The first MSc students with a BSc and MSc in Earth and Space Physics and Engineering have just graduated from DTU. The study programme focuses on developing technologies for monitoring and mapping the Earth and exploring space—technologies which are destined to have a major impact on our lives in the future.

The two graduates are Lukas Christensen and Ricard Llado Grove, both of whom started in 2012 and completed their studies within the prescribed time. Moreover, they have both been on exchange stays in the USA at CalTech and Clarkson University, respectively. Yesterday, a celebratory reception was held for them at DTU Space.

“The event marks the first graduates completing the entire programme from Bachelor to Master. This is a milestone in the history of the study programme,” says Henning Skriver, Head of Studies for the MSc programme in Earth and Space Physics and Engineering.

Popular study programme
Earth and Space Physics and Engineering is a brand new programme which focuses on developing, designing, and applying technological solutions for monitoring, mapping, modelling, and predicting physical structures on a large scale—on Earth and in space. And the programme is popular.

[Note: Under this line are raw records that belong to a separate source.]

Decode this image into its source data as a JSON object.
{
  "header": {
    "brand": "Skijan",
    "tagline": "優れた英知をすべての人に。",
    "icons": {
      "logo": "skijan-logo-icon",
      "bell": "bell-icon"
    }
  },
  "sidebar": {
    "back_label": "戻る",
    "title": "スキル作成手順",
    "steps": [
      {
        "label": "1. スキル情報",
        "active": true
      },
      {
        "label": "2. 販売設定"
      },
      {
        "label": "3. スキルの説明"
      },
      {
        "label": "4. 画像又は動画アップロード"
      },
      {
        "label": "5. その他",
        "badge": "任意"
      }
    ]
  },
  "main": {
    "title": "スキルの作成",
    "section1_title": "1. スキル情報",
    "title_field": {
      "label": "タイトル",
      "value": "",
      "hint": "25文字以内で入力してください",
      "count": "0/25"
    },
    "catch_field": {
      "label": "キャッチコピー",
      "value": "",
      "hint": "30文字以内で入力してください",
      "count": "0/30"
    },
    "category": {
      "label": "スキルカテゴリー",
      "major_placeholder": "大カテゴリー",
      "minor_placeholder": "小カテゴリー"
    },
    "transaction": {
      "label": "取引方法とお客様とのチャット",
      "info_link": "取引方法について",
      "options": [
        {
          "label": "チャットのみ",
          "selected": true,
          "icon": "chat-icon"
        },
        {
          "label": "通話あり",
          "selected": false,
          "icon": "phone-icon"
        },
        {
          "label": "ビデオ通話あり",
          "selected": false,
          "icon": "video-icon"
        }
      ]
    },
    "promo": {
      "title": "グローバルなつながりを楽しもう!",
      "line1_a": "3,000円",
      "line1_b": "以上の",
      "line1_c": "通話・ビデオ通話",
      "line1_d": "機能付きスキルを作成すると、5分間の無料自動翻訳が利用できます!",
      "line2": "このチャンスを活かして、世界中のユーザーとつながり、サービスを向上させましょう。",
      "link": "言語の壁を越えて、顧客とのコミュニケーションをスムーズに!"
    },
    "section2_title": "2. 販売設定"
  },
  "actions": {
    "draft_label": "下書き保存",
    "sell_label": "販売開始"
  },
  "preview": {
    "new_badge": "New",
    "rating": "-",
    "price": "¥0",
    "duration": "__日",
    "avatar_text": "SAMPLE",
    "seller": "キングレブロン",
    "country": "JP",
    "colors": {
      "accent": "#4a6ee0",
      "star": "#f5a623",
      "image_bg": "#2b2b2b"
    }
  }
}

Today, approximately 235 students are enrolled. The admission requirement for the BSc programme in quota 1 has risen from 6.5 to 8.5 between 2014 and 2016. The 35 students who already completed an MSc in the subject before summer 2017 are much sought-after. Today, they work in such areas as the aerospace industry—e.g. for Airbus and French CNES—as well as for COWI, Rambøll, Grundfos, the Danish Meteorological Institute, upper secondary schools, the Danish Ministry of Defence, and as PhD students. Among other things, MSc graduates are helping to exploit the available satellite data to monitor the Earth.

According to Henning Skriver, the entire space industry will undergo major changes in the coming years. Here, new techniques and missions to monitor the Earth and explore the universe will see the light of day:

“With more accurate data from navigation satellites, images from Earth observation satellites, and improved communication facilities, the number of new navigation and mapping systems and their applications is set to explode. Among other things, we will see a need for new methods and systems to monitor the environment and climate so we can map changes and assess the effect of the implemented initiatives.”